Commissioner for Physical Planning, Housing, Urban And Regional Development
- In office October, 2021 – September, 2024
- Appointed by: Godwin Obaseki

Personal details
- Born: April 28, 1970 (age 56) Warri, Delta State
- Profession: Estate management, Urban Development
- Awards: Physical Planning Commissioner of the Year Awards, 2022.

= Omo Isoken =

Niigerian politician and Estate Manager

Omo Isoken is a commissioner in the government of Godwin Obaseki in Edo State.

== Early life and education ==
Omo Isoken was born on April 28, 1970, in Warri, Delta State. She started primary education at Ojojo Primary School, Warri (1975–1980). In 1985, she obtained her WASC O’ Level certificate, from the Federal Government Girls’ College, Yola, Gongola State (now Adamawa State).
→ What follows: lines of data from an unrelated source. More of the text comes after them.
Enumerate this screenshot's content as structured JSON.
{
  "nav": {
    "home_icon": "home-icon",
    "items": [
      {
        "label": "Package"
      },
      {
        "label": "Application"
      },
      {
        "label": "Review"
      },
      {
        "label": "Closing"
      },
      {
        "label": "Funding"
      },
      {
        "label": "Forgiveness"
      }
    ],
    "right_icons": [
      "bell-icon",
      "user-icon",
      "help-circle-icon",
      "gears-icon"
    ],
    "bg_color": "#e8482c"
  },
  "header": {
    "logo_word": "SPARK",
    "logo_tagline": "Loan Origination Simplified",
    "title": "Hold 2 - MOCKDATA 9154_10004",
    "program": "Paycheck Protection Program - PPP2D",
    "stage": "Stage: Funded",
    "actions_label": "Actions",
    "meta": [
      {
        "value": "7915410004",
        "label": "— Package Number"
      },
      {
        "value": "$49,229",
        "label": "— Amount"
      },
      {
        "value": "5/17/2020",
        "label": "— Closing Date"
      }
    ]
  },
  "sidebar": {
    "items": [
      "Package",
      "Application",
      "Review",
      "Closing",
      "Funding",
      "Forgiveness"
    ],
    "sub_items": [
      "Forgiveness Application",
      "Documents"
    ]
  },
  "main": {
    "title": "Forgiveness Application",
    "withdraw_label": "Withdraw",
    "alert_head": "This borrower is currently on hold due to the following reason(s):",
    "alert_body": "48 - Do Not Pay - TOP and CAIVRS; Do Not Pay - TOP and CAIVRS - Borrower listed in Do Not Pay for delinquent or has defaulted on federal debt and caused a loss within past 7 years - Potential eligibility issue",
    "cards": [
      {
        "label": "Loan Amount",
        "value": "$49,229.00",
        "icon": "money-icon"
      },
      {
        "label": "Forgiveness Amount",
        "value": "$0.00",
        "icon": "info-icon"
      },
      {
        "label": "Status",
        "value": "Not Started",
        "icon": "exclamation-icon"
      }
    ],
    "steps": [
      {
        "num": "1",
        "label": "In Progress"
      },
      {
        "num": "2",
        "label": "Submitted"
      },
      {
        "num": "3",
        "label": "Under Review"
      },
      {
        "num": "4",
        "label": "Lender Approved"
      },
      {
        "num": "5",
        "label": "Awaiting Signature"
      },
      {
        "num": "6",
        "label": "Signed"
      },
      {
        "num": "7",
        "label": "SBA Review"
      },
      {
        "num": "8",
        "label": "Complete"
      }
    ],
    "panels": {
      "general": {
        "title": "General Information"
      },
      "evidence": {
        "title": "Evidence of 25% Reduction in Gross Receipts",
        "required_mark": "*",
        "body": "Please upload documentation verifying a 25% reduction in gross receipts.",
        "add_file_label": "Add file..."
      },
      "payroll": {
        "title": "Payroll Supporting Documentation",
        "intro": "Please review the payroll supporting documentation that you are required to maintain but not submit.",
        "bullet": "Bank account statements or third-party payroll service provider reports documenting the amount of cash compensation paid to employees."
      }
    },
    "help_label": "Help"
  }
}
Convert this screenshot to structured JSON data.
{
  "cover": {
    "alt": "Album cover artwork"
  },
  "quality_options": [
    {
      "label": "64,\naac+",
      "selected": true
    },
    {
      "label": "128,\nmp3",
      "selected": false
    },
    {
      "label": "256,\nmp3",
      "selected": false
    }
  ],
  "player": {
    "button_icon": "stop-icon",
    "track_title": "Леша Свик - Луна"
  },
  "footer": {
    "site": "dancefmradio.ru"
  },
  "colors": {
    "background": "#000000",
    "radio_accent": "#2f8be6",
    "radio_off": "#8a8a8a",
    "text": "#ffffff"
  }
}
She proceeded to Rivers State University of Science and Technology for her degree in B.Tech., Estate Management, in 1992. In 1992, she obtained an MBA in Business Administration, University of Hull, United Kingdom, and a certificate in Executive Strategy for Results from London Business School (LBS).

== Career ==
Omo Isoken started her career in the corporate world. She worked briefly with the London Boroughs of Hillingdon, Redbridge and Southwark, where she rose to Head of Housing Regeneration Initiatives in the United Kingdom.

In June 2008, she joined the defunct Afribank Nigeria Plc as head of their real estate department. She rose to the position of Acting Head, Corporate Banking, North Central Region, before joining ASO Investment and Development Company (AIDC) Limited as the Managing Director/CEO in November, 2011.
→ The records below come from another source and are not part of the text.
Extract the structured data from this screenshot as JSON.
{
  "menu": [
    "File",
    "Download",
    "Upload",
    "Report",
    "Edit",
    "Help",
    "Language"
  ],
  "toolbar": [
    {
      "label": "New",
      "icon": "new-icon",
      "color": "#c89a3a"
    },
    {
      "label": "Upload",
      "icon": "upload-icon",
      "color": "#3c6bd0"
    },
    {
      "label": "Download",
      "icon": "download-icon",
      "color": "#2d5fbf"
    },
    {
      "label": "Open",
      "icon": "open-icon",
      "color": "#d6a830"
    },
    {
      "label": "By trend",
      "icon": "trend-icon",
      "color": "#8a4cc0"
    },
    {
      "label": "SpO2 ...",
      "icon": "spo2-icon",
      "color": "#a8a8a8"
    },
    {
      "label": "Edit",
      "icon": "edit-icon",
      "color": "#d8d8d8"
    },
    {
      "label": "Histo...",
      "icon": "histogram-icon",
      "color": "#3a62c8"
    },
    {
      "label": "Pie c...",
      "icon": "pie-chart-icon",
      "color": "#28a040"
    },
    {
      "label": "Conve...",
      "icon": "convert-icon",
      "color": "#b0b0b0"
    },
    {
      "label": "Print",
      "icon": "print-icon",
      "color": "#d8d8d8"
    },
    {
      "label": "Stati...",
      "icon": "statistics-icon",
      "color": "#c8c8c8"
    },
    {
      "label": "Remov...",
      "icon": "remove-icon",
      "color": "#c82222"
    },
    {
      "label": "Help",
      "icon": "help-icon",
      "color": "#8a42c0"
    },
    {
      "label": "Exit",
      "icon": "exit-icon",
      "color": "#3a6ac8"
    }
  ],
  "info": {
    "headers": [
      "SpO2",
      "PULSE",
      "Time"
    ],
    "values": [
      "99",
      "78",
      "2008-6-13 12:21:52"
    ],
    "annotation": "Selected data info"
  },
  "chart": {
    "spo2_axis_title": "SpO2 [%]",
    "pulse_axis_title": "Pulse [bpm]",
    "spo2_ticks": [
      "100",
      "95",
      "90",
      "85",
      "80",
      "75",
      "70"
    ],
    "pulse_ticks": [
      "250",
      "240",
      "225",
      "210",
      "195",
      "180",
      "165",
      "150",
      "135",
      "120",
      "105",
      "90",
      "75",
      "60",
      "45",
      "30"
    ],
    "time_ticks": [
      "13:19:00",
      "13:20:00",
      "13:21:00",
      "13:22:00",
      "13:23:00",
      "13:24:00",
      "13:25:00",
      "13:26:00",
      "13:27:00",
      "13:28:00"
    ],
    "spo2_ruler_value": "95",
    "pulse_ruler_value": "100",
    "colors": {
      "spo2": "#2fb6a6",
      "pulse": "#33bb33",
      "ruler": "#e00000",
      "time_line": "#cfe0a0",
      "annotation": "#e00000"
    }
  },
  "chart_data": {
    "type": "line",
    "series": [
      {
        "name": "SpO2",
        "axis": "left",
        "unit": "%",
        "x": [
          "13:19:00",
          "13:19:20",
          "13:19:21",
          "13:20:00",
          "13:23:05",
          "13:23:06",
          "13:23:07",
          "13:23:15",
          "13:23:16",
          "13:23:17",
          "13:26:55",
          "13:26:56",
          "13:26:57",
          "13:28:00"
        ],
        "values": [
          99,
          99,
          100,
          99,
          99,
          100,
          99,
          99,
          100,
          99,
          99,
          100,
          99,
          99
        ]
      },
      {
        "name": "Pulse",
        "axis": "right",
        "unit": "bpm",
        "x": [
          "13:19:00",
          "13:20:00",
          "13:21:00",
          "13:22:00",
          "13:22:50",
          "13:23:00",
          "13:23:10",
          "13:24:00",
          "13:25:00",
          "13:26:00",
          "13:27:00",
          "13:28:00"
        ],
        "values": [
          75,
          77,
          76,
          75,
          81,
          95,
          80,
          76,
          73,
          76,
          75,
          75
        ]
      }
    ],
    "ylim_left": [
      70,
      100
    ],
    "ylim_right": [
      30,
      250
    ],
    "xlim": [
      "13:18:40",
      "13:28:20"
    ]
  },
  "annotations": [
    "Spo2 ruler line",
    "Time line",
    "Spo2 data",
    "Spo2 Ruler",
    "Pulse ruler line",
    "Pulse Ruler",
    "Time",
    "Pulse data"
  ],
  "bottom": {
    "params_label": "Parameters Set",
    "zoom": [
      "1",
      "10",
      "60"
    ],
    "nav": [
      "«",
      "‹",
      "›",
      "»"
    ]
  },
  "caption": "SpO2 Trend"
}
In July 2017, she was appointed as Executive Chairman of the Edo Development & Property Authority (EDPA) by Governor Godwin Obaseki. In October 2021, she was appointed Commissioner for Physical Planning, Housing, Urban, and Regional Development.

=== Award ===
In 2022, she emerged at the Africa Housing Awards as the Physical Planning Commissioner of the Year.